Human Rights Media Activists And The Guatemalan Genocide

by Louisa Reynolds | 2014/15 IWMF Elizabeth Neuffer Fellow

November 20, 2014

As I watched footage from the trial of former dictator Efraín Ríos Montt that will be featured in Pamela Yates’ new documentary “500 Years”, I was transported back to the courtroom where, for the first time in History, a conviction for genocide against indigenous people took place.

In May 2013, Ríos Montt was sentenced to 80 years in prison after he was found guilty of overseeing the murder of at least 1,771 Ixil Mayans during his 1982-1983 rule – the bloodiest phase of Guatemala’s 36-year-old civil war.

However, hope turned to dismay after Guatemala’s highest court, the Constitutional Court, ruled that the proceedings should be voided based on a technicality and ordered a re-trial dating that is due to begin in 2015.

During my recent trip to New York, I attended the Human Rights Law and Documentary Film Making forum in which Yates, an American documentary filmmaker, producer Paco de Onís, producer/editor Peter Kinoy and Spanish human rights lawyer Almudena Bernabeu discussed the role played by the media in human rights struggles and the significance of the Ríos Montt trial in terms of shaping a new historical narrative that acknowledges the Mayan Holocaust.

Documentary filmmaker Pamela Yates speaks at Human Rights Law and Documentary Film Making Forum, New York 2014

Yates’ new documentary 500 years, will be the third part of trilogy about the Guatemalan civil war that includes When the Mountains Tremble and Granito: How to Nail a Dictator. I had the opportunity to interview Yates for Guatemalan newspaper El Periodico when she traveled to Guatemala in 2012 for the premiere of Granito.

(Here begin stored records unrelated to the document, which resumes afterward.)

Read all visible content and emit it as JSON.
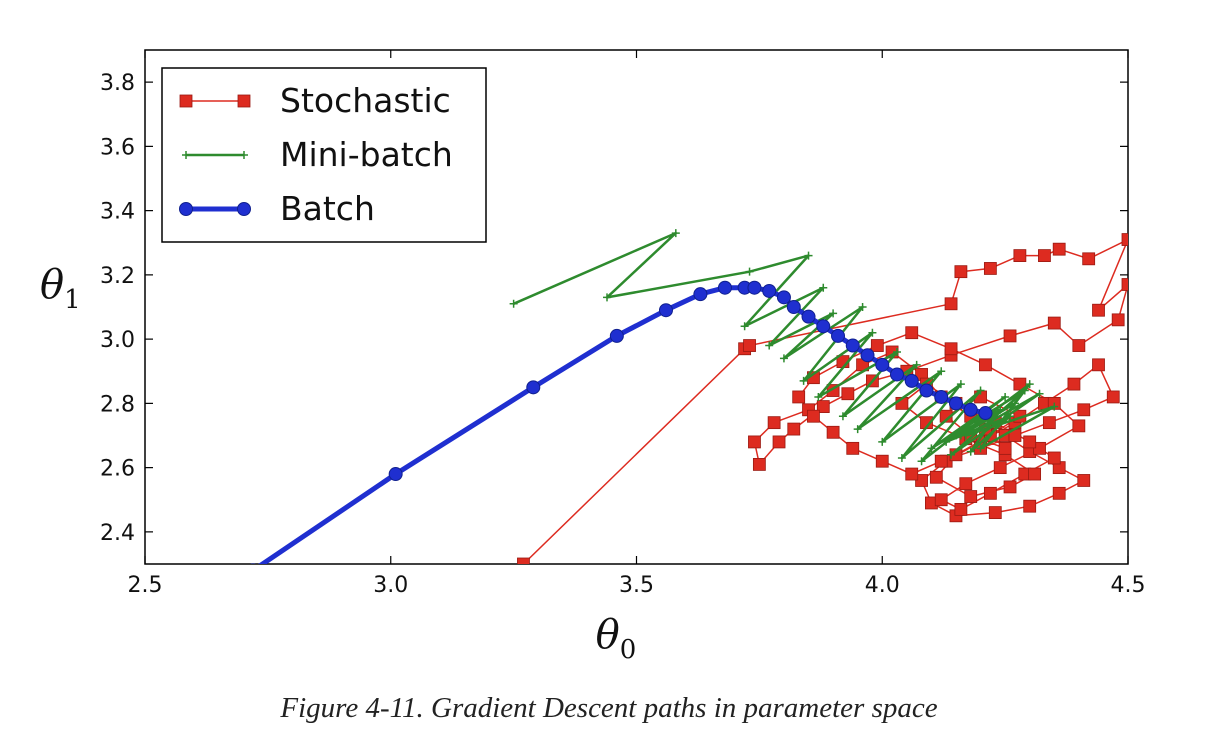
{
  "caption": "Figure 4-11. Gradient Descent paths in parameter space",
  "chart_data": {
    "type": "line",
    "xlabel": "θ0",
    "ylabel": "θ1",
    "xlim": [
      2.5,
      4.5
    ],
    "ylim": [
      2.3,
      3.9
    ],
    "x_ticks": [
      "2.5",
      "3.0",
      "3.5",
      "4.0",
      "4.5"
    ],
    "y_ticks": [
      "2.4",
      "2.6",
      "2.8",
      "3.0",
      "3.2",
      "3.4",
      "3.6",
      "3.8"
    ],
    "grid": false,
    "legend_position": "top-left",
    "series": [
      {
        "name": "Stochastic",
        "color": "#dd2b20",
        "marker": "square",
        "line_width": 1.5,
        "x": [
          3.27,
          3.72,
          3.73,
          4.14,
          4.16,
          4.22,
          4.28,
          4.33,
          4.36,
          4.42,
          4.5,
          4.44,
          4.5,
          4.48,
          4.4,
          4.35,
          4.26,
          4.14,
          4.05,
          3.98,
          3.93,
          3.88,
          3.82,
          3.79,
          3.75,
          3.74,
          3.78,
          3.85,
          3.9,
          3.96,
          4.02,
          4.08,
          4.12,
          4.18,
          4.25,
          4.3,
          4.36,
          4.41,
          4.36,
          4.3,
          4.23,
          4.15,
          4.1,
          4.08,
          4.13,
          4.2,
          4.27,
          4.33,
          4.39,
          4.44,
          4.47,
          4.41,
          4.34,
          4.27,
          4.2,
          4.12,
          4.06,
          4.0,
          3.94,
          3.9,
          3.86,
          3.83,
          3.86,
          3.92,
          3.99,
          4.06,
          4.14,
          4.21,
          4.28,
          4.35,
          4.4,
          4.32,
          4.24,
          4.17,
          4.12,
          4.16,
          4.22,
          4.29,
          4.35,
          4.3,
          4.23,
          4.15,
          4.09,
          4.04,
          4.09,
          4.17,
          4.25,
          4.31,
          4.26,
          4.18,
          4.11,
          4.15,
          4.22,
          4.28,
          4.2,
          4.13,
          4.18,
          4.25,
          4.21
        ],
        "y": [
          2.3,
          2.97,
          2.98,
          3.11,
          3.21,
          3.22,
          3.26,
          3.26,
          3.28,
          3.25,
          3.31,
          3.09,
          3.17,
          3.06,
          2.98,
          3.05,
          3.01,
          2.95,
          2.9,
          2.87,
          2.83,
          2.79,
          2.72,
          2.68,
          2.61,
          2.68,
          2.74,
          2.78,
          2.84,
          2.92,
          2.96,
          2.89,
          2.82,
          2.76,
          2.7,
          2.65,
          2.6,
          2.56,
          2.52,
          2.48,
          2.46,
          2.45,
          2.49,
          2.56,
          2.62,
          2.68,
          2.74,
          2.8,
          2.86,
          2.92,
          2.82,
          2.78,
          2.74,
          2.7,
          2.66,
          2.62,
          2.58,
          2.62,
          2.66,
          2.71,
          2.76,
          2.82,
          2.88,
          2.93,
          2.98,
          3.02,
          2.97,
          2.92,
          2.86,
          2.8,
          2.73,
          2.66,
          2.6,
          2.55,
          2.5,
          2.47,
          2.52,
          2.58,
          2.63,
          2.68,
          2.74,
          2.8,
          2.86,
          2.8,
          2.74,
          2.69,
          2.64,
          2.58,
          2.54,
          2.51,
          2.57,
          2.64,
          2.7,
          2.76,
          2.82,
          2.76,
          2.7,
          2.66,
          2.72
        ]
      },
      {
        "name": "Mini-batch",
        "color": "#2e8b2e",
        "marker": "plus",
        "line_width": 2.5,
        "x": [
          3.25,
          3.58,
          3.44,
          3.73,
          3.85,
          3.72,
          3.88,
          3.77,
          3.9,
          3.8,
          3.96,
          3.84,
          3.98,
          3.87,
          4.03,
          3.92,
          4.07,
          3.95,
          4.12,
          4.0,
          4.16,
          4.04,
          4.2,
          4.08,
          4.25,
          4.1,
          4.29,
          4.14,
          4.32,
          4.17,
          4.35,
          4.2,
          4.3,
          4.16,
          4.27,
          4.13,
          4.26,
          4.18,
          4.24,
          4.15,
          4.23,
          4.19
        ],
        "y": [
          3.11,
          3.33,
          3.13,
          3.21,
          3.26,
          3.04,
          3.16,
          2.98,
          3.08,
          2.94,
          3.1,
          2.87,
          3.02,
          2.82,
          2.96,
          2.76,
          2.92,
          2.72,
          2.9,
          2.68,
          2.86,
          2.63,
          2.84,
          2.62,
          2.82,
          2.66,
          2.84,
          2.64,
          2.83,
          2.7,
          2.79,
          2.66,
          2.86,
          2.7,
          2.8,
          2.68,
          2.76,
          2.65,
          2.78,
          2.7,
          2.76,
          2.74
        ]
      },
      {
        "name": "Batch",
        "color": "#1f2fd0",
        "marker": "circle",
        "line_width": 5,
        "x": [
          2.72,
          3.01,
          3.29,
          3.46,
          3.56,
          3.63,
          3.68,
          3.72,
          3.74,
          3.77,
          3.8,
          3.82,
          3.85,
          3.88,
          3.91,
          3.94,
          3.97,
          4.0,
          4.03,
          4.06,
          4.09,
          4.12,
          4.15,
          4.18,
          4.21
        ],
        "y": [
          2.28,
          2.58,
          2.85,
          3.01,
          3.09,
          3.14,
          3.16,
          3.16,
          3.16,
          3.15,
          3.13,
          3.1,
          3.07,
          3.04,
          3.01,
          2.98,
          2.95,
          2.92,
          2.89,
          2.87,
          2.84,
          2.82,
          2.8,
          2.78,
          2.77
        ]
      }
    ]
  }
}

Yates decided to tell Guatemala’s story, she explains in the following clip, after she learnt that US foreign policy in Central America was responsible for ushering in decades of brutal dictatorship and was moved by a sense of outrage.

 

 

Key footage from When the Mountains Tremble, her first film about Guatemala, was used as evidence during the Rios Montt trial. When questioned by Yates about the massacres committed in the Guatemalan highlands, Rios Montt said that it was impossible for the army to act without his knowledge as it followed a strict “chain of command”. “If I can’t control the army, then what am I doing here?” he exclaimed emphatically. Little did he suspect that more than three decades later those words would come back to haunt him as the prosecution used the interview to prove that Rios Montt was fully aware of the atrocities that were been committed against the Ixil people.

Peter Kinoy explains that for many years, the truth about the war crimes perpetrated against innocent civilians during the armed conflict has been denied and suppressed. In this context, documenting the truth through documentary film making becomes an important tool for activism.

“As the years have gone on, our work has broadened and we consider ourselves as human rights media activists. We make films but we make sure they are integrated into the human right struggles that they’re about”, says Kinoy.

Since Rios Montt’s guilty verdict was overturned, the significance of the trial and the impact that it had as part of a battle for historical memory has been debated in Guatemala and abroad. During the forum, Paco de Onís explained that regarding the trial as a failure is “narrow and legalistic” as it fails to take into account the importance of bringing the truth to light in a courtroom.